Non-scanning lidar is a second-generation, compact, real-time air-cooled instrument. According to the extensive ground characterization within the flight range, the non-scanning lidar can image obstacles with a tilt range of 1 km, with an accuracy ranging from 8 cm and an accuracy range better than 35 cm, all within 1-σ. The non-scanning lidar can identify landing obstacles as small as 30 cm, and the maximum tilt range that the Morpheus project can achieve is 450 meters.
However, under certain wind conditions, it is prone to flicker caused by the rocket engine heating the air and pre-triggered by dust clouds created during the launch and the wind-induced transmission of the test flight direction. A quick understanding of the road network is essential to formulate an efficient emergency plan after any major disaster. Falling buildings, stationary vehicles, and other forms of debris often make the road impassable for emergency personnel. The state of the road is generally determined through time-consuming and labor-intensive methods, such as field surveys and manual interpretation of remote sensing images.
The airborne lidar system provides a low-cost alternative for performing road network assessments. 3D data in a wide range can be quickly collected to provide valuable information about the geometry and structure of the scene. This paper presents a method to automatically detect and characterize road debris using airborne laser pointer radar data.

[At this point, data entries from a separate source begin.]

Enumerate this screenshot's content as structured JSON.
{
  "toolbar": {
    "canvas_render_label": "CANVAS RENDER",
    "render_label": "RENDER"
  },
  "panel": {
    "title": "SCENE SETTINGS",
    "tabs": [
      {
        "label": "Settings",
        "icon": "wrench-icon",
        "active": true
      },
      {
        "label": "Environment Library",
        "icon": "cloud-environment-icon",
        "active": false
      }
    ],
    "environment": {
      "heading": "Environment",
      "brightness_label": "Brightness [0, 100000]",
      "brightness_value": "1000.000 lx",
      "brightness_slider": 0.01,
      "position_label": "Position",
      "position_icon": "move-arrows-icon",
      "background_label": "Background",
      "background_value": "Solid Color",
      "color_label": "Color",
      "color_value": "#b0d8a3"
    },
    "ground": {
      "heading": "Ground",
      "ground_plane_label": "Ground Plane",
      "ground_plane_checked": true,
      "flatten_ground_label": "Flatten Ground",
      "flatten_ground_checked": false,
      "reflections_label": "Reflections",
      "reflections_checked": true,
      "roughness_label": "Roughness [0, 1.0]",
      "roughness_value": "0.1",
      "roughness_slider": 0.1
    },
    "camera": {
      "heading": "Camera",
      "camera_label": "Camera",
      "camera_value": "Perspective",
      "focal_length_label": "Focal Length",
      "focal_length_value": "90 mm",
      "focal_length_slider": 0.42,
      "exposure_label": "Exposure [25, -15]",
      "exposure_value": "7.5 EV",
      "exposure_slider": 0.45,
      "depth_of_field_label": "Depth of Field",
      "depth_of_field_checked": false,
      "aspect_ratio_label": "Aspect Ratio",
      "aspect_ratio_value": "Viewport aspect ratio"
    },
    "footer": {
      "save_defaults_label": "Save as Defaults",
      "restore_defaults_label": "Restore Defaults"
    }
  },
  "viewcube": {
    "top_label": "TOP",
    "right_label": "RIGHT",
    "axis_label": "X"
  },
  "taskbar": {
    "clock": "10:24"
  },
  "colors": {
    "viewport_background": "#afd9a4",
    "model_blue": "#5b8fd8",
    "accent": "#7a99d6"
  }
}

The points that fall within the range of the road are extracted from the point cloud and aggregated into a single object using area growth.
Using surface properties and contextual clues, objects are classified as fragmented or non-fragmented. The debris pile uses the alpha shape to reconstruct the surface, so that the volume of the debris can be estimated. The paper gives the results of real-time lidar data collected after natural disasters. The preliminary results show that accurate debris maps can be automatically generated using the proposed method. Despite the incomplete transportation network, these fragmented maps will be a very valuable asset for disaster management and emergency teams trying to find survivors.
For data with high aspect ratio geometric dimensions and running on curve coordinates, a method for automatically recording lidar data sets is specially customized. Relaxed the minimum change between the typical adjacent data sets required by the angle in other algorithms. The range of data is filtered with a series of discrete Gaussian and Gaussian filters to form a second-order Taylor series that approximates the surface of each sampling point. The principal curvature relative to the surface normal is calculated and compared across adjacent data sets to determine the homology and the most suitable transition matrix. This method reduces the requirements for the amount of raw data and processing time.
Small surface targets and airborne targets have increasing demands. Due to the requirement of very high lateral sensor resolution, the long-range ID or shorter-range ID of small targets has its limitations in imaging. This has also stimulated the need to develop one-dimensional green laser pointer technology for the target ID. These measures include vibration measurement, and laser ranging analysis. Vibration measurement can get good results, but it is also sensitive to specific vibrating parts on the target in the field of view. Laser ranging analysis is attractive because the maximum range can be very large, especially when the laser beam width is small.
The distance analyzer can also be used in scanning mode to detect targets in a certain sector. When the target is closer and angularly resolved, the same laser can also be used for active imaging. This paper will show the experimental and simulation results of laser ranging analysis of small ships within 6-7 kilometers and short-range (1.3 kilometers) UAV prototypes. Using this analysis system, the author has achieved good results in target detection and recognition at the same time. The CAD model of the target is used to compare the waveforms of the experimental and simulated ranging, which supports the idea of the analysis system as the first recognition sensor, thereby narrowing the search space for automatic target recognition based on imaging in close range.